Many researchers complain that physicians often use treatments with little evidence to base these decisions. From off-label prescribing, to unstudied surgical procedures, physicians are often painted as cavalier practitioners who don’t read studies. For instance, Austin Frakt at Incidental Economist writes:
The British Medical Journal sifted through the evidence for thousands of medical treatments to assess which are beneficial and which aren’t. According to the analysis, there is evidence of some benefit for just over 40 percent of them. Only 3 percent are ineffective or harmful; a further 6 percent are unlikely to be helpful. But a whopping 50 percent are of unknown effectiveness. We haven’t done the studies.
A natural question to ask is ‘why isn’t the share of treatments without evidence 0% rather than 50%?’
However, a more balanced view is needed. It is unrealistic to think that 100% of treatments will be supported by Phase III clinical trials. There are a number of barriers for physicians to always follow evidence-based guidelines.
First, producing evidence is costly.

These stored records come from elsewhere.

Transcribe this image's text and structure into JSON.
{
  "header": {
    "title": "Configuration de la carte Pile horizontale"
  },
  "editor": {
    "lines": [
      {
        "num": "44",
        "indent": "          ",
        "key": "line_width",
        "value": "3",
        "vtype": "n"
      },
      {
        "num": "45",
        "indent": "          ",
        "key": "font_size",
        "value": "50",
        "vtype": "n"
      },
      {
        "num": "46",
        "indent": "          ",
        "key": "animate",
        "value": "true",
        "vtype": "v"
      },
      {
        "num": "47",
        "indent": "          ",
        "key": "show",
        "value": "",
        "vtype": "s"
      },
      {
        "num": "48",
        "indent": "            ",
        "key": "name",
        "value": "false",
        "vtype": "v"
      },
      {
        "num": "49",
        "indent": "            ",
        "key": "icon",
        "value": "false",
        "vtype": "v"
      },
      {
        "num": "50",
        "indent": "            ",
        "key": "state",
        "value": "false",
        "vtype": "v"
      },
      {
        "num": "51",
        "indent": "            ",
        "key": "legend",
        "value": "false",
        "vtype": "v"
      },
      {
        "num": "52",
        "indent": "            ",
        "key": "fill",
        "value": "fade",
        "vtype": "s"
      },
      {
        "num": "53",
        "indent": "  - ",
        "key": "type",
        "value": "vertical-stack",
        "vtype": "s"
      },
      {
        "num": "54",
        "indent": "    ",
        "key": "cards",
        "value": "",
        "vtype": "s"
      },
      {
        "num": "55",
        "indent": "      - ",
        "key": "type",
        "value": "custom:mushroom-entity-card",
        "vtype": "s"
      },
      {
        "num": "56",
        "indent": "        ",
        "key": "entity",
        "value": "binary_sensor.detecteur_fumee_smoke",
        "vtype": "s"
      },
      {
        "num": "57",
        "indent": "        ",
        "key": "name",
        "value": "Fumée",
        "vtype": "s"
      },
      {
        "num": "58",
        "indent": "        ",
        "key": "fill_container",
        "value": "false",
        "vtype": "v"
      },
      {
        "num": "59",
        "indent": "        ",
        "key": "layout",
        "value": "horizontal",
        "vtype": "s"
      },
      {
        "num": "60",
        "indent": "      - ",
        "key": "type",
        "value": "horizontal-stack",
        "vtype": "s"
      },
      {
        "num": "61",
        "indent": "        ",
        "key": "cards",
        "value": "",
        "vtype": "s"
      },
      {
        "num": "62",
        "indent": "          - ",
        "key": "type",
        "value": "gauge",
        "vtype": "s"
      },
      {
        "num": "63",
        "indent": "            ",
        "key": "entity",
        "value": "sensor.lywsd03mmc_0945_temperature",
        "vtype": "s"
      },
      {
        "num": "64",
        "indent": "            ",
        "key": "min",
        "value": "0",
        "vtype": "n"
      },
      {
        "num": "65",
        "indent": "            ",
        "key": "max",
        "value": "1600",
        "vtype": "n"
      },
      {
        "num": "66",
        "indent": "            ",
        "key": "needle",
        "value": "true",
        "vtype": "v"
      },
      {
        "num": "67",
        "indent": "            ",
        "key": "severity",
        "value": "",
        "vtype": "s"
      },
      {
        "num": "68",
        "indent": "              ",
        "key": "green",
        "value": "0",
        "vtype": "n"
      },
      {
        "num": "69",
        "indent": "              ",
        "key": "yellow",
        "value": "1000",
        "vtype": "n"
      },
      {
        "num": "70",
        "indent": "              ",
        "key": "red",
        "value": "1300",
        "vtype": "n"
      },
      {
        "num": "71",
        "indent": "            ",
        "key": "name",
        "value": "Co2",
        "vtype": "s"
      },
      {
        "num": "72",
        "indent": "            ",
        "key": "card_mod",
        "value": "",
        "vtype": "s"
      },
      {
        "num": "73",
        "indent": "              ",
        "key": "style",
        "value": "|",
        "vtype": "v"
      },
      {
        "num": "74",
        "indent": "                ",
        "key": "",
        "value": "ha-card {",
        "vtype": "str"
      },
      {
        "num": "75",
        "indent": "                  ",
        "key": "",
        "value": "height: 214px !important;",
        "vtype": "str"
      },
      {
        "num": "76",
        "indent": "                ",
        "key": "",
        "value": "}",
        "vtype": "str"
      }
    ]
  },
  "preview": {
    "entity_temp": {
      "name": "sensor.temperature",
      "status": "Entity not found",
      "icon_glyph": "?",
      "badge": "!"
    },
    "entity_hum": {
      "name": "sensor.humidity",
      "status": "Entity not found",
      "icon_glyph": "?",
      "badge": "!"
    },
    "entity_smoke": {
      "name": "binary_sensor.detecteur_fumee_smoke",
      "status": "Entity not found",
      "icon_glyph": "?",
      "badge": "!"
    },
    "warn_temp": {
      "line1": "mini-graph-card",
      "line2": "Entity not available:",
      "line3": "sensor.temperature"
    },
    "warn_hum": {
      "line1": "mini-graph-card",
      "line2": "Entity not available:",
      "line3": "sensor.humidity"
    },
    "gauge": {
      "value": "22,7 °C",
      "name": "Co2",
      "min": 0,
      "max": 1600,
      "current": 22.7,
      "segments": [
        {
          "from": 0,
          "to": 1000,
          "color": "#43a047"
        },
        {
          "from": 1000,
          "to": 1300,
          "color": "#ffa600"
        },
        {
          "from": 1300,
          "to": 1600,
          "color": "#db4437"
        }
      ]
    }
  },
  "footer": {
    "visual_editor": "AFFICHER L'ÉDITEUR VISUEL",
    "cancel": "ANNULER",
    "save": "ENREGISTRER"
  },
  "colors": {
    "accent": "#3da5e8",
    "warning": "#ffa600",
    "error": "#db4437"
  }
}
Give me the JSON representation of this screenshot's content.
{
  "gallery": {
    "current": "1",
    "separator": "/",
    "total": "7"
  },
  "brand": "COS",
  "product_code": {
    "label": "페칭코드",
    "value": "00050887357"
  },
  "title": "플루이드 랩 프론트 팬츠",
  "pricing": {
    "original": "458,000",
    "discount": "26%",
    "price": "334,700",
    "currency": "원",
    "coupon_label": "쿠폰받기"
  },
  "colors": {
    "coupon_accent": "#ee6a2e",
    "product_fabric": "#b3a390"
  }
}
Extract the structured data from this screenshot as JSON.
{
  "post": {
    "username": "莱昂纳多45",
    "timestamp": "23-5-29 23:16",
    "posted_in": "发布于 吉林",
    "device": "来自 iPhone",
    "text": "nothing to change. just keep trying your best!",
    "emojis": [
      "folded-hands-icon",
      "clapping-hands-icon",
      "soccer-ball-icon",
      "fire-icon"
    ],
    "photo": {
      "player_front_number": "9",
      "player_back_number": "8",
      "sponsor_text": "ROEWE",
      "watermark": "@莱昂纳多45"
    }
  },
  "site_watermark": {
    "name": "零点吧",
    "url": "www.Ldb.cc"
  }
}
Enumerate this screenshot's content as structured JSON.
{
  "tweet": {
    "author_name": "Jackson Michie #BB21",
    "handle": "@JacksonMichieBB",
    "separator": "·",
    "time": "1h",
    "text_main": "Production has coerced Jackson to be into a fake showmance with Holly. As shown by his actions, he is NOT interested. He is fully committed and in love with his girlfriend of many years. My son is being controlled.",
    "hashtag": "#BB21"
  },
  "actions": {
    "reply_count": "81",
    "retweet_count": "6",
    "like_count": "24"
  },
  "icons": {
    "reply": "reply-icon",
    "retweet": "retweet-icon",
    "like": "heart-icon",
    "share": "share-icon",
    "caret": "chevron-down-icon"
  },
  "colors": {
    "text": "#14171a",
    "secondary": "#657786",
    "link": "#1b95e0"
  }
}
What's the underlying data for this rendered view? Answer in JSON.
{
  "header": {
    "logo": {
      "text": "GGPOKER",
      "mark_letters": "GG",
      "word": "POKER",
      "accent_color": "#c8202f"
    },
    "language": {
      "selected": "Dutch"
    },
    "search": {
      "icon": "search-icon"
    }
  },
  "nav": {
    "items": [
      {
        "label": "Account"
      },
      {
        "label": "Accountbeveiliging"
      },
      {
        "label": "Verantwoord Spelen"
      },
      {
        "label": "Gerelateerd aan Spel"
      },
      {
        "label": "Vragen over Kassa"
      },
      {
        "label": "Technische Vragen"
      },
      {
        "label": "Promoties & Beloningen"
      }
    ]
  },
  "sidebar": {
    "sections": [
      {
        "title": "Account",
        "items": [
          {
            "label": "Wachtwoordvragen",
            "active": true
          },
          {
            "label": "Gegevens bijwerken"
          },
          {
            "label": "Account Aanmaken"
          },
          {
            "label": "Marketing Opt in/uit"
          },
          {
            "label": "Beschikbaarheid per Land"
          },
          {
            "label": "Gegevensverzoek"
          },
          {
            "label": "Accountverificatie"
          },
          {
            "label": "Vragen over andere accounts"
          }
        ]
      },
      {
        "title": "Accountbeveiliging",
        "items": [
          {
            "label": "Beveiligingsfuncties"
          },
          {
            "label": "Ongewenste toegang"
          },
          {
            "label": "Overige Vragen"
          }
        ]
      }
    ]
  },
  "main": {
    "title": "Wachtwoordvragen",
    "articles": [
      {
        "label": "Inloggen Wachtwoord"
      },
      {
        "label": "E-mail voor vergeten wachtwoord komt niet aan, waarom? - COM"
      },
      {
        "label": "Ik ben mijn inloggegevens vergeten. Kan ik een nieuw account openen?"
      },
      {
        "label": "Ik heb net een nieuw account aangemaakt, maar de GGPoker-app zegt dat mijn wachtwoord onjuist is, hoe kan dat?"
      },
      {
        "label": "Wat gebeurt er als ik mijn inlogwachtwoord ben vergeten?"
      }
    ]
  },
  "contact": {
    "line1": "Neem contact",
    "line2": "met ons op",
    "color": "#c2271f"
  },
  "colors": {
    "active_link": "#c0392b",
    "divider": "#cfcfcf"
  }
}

The key problem with the Frakt article is that it only examines the benefits of producing evidence, not the cost. Bringing a drug to market costs over $1 billion. The typical Phase III trial cost $19 million. On a per patient basis, these trials cost $41,117 per patient; this is about 70% of annual earnings for a typical American. In short, the level of evidence physicians seek does not come cheap.
Second is that these clinical guidelines only incorporate information for the average patient whereas physicians must tailor treatments to specific patient needs. For instance, if treatment A is identified as optimal for treating a disease, but the patient is allergic to treatment A, clearly a physician must use their judgement to find an alternative treatment. Further, if a physicians knows that a patient won’t be adherent to the recommended medication, they may recommend alternative treatments. These are simple examples, but physicians have patient-specific knowledge that helps them decide whether a treatment is the right one.
Third, this analysis ignores patient preferences. It could be the case that there is Treatment A has strong evidence of a moderately positive health impact (perhaps from a Phase 3 trial). However, Treatment B may have very limited evidence but where evidence exists the treatment worked very well. For instance, anecdotal cases may give patients hope of a better outcome for Treatment B but no trials may have been conducted for that specific disease. In some cases, patients may prefer a treatment with a wide distribution of potential outcomes compared to one with evidence that produces only moderate benefits. Some may claims that these patients are making the “wrong” decision but an economist’s point of view is typically De gustibus non est disputandum (“In matters of taste, there can be no disputes”). Further, these guidelines often focus only on health outcomes and do not take into account mode of administration or other factors than can also affect patient’s quality of life.
Fourth, reviewing the academic literature is costly as well. While one would hope that physicians would be up to date on the latest treatments, this process is costly. In the future, information technology may help make best practice guidelines more accessible to physicians.
As a researcher, I am certainly in favor of more research to insure that each patient gets the right treatment at the right time. Decreasing the “50%” figure at the top of the post is an important objective. At the same time, one must recognize and at no point will 100% of medicine be fully evidence based…ad that may be a good thing.